O.J. Simpson’s defense pulled out its strongest weapon against DNA evidence Wednesday with an expert’s testimony that the police DNA lab is infected with chronic contamination that casts doubt on all its test results.
Denver microbiologist John Gerdes said he also found sloppiness so serious at the Los Angeles Police Department lab that it could have allowed foreign DNA to be introduced into evidence samples.
“I found that the LAPD lab has a substantial contamination problem that is persistent,” Gerdes told jurors. “It is chronic in the sense that it doesn’t go away. It’s there month after month, and it doesn’t go away.”
Gerdes testified that he has examined 23 DNA laboratories across the country.
Asked if the level of contamination at the LAPD lab was “worse than in any other forensic laboratory” he has seen, Gerdes replied: “Definitely, by far.”
The witness gave jurors specific examples of LAPD sloppiness in the Simpson case. He noted that a lab technician handled Simpson’s blood sample at the same time he was handling a bloodstained glove in evidence.
“The rules are, you never handle a reference sample at the same time as any other evidence,” Gerdes said.
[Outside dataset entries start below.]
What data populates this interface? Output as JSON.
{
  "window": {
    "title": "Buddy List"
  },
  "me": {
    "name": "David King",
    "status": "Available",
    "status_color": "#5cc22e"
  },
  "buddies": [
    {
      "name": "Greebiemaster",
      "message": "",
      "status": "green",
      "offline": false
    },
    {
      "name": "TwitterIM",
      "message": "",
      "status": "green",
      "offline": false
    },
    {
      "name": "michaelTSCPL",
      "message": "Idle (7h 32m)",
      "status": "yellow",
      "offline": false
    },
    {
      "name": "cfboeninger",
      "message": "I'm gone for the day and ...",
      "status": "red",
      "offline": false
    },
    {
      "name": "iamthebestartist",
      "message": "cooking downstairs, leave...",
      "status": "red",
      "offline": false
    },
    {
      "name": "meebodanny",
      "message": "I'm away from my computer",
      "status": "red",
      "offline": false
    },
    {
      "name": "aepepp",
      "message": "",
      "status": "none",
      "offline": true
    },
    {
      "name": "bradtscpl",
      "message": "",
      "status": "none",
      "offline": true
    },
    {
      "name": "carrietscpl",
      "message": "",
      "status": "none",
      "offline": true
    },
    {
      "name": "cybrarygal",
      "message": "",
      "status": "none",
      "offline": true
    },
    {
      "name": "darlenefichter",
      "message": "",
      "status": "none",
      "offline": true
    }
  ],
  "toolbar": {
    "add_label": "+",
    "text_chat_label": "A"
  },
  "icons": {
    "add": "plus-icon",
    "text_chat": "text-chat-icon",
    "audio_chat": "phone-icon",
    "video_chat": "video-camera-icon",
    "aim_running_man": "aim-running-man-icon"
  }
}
He showed jurors pictures of the lab, noting test tubes were stored touching each other, risking cross-contamination, and a bottle of chemical solution used in DNA testing was labeled with a date that was four months old. He said other labs replace such solution every week to avoid contamination.
Gerdes said overall results of DNA tests in the case suggested cross-contamination of blood samples from Simpson and victims Nicole Brown Simpson and Ronald Goldman.
Gerdes tried to cast doubt on prosecutors’ suggestion that Goldman’s blood was found mixed with Simpson’s blood on the console of Simpson’s Ford Bronco. He said a prosecution scientist could have mistakenly identified one of Goldman’s genetic markers in the blood mix.
“Are there any other results consistent with Mr. Goldman’s genotype (in the Bronco?)” defense attorney Barry Scheck asked.
“No,” Gerdes replied.
The prosecution has relied heavily on DNA technology to link Simpson to the June 12, 1994, murders.
Defense attorneys have responded by attacking police scientific techniques, saying no test results should be trusted. The defense also has accused police of planting evidence to frame the former football star.
Gerdes suggested the LAPD system was so filled with errors that technicians should have become “paranoid” about their test results, shut down their system and cleaned it out at some point.